I wish the world had more Chloe’s locations; that's why I’m grateful I can get it delivered. Their soft serve is something special and perfect if you’re looking for something sweet, but not over the top. It’s made from just three ingredients: water, fruit, and a tiny bit of cane sugar. You can get their flavors, which include banana and chocolate, by the cup or pint. I like to keep it sparse with the toppings, but go nuts with options like puffed quinoa, peanut butter, and fresh berries. They also just partnered with Juice Press, so you can order your favorite smoothies now, too!
I can say with almost 100% certainty that everyone can appreciate a good, melty, cheesy slice of pizza. Just when you thought your options were limited as a vegan, The Vegan Pizza Club pops up. Everything on their menu is plant-based, and they also have gluten-free options if that’s a dietary restriction you’re working with. Go classic with a Margherita or Hawaiian. Or build your own and pick your vegan meats, cheeses, and veggies.
At this Brooklyn-based juice bar, bakery, and cafe, you really get to mix and match. If you’re looking for lunch, choose one of their combination plates — small, medium, or large — and choose from West Indian sides like collard greens and lentil pea stew. If you just need a midafternoon pick me up, grab a juice or smoothie. I recommend going for the ultra-nutrient packed carrot-celery juice or the Power Maxx Protein smoothie, made with spirulina, soy protein, nuts, and banana.

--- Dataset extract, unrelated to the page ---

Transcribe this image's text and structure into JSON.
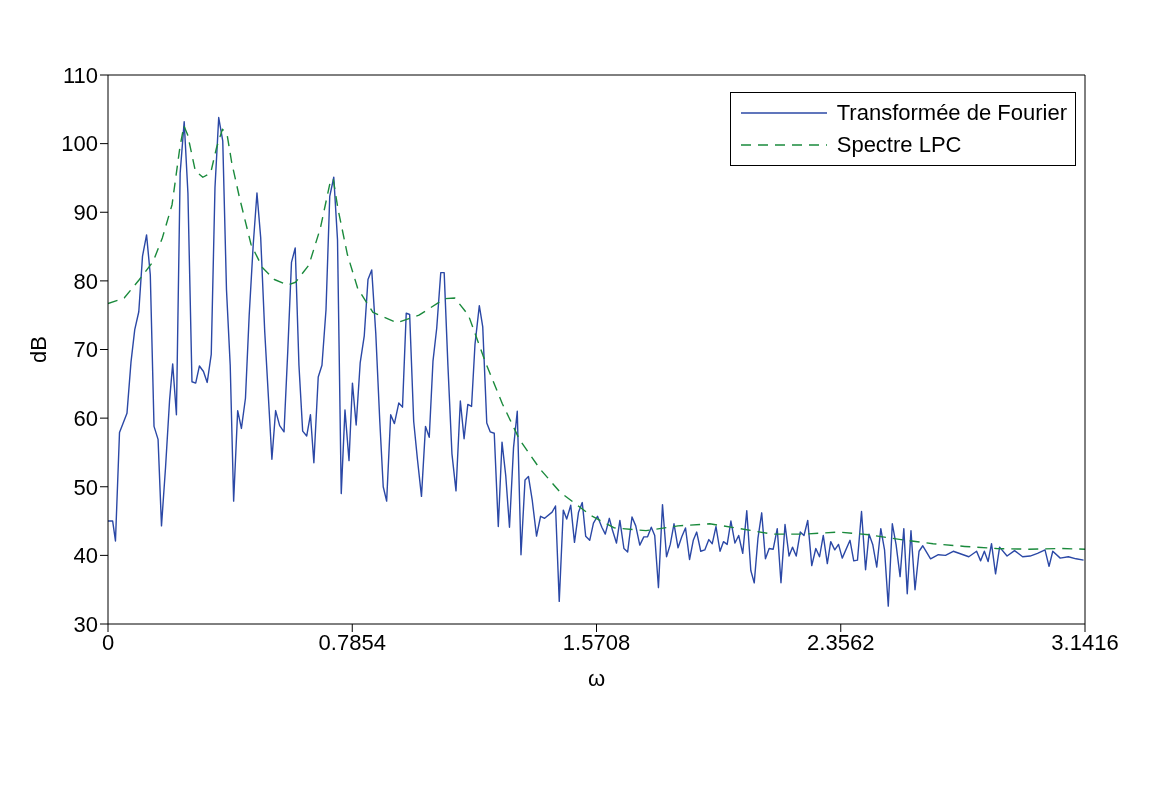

Another mostly vegan pizzeria — they have a few pies with cheese — you can have delivered to your door. They also do more than just pies, with a few sandwiches, appetizers, pastas, and salads. The way to go is to order one of the signature pies; I have my eye on the vegan pesto, which comes topped with a housemade walnut pesto, cashew mozzarella, cashew cream, blistered tomatoes, minced garlic, basil, and a hemp-seed Parmesan. I’d round out my order with their Caesar salad, jazzed up with blistered cherry tomatoes, cranberries, and sunflower seeds.
This Bushwick café is making all your favorite fast-food classics but with that vegan twist. It’s burgers, hot dogs, and shakes. Since you have many options for great veggie burgers in this city, I’d try something a little different. Why not order the Colombian hot dog with housemade pink sauce, mayo, pineapple sauce, mustard, and diced onions, all topped with crushed potato chips? Or try the Philly cheesesteak with seasoned seitan and topped with grilled onions, mayo, and American cheese served on a hero. Both meaty, without any meat at all.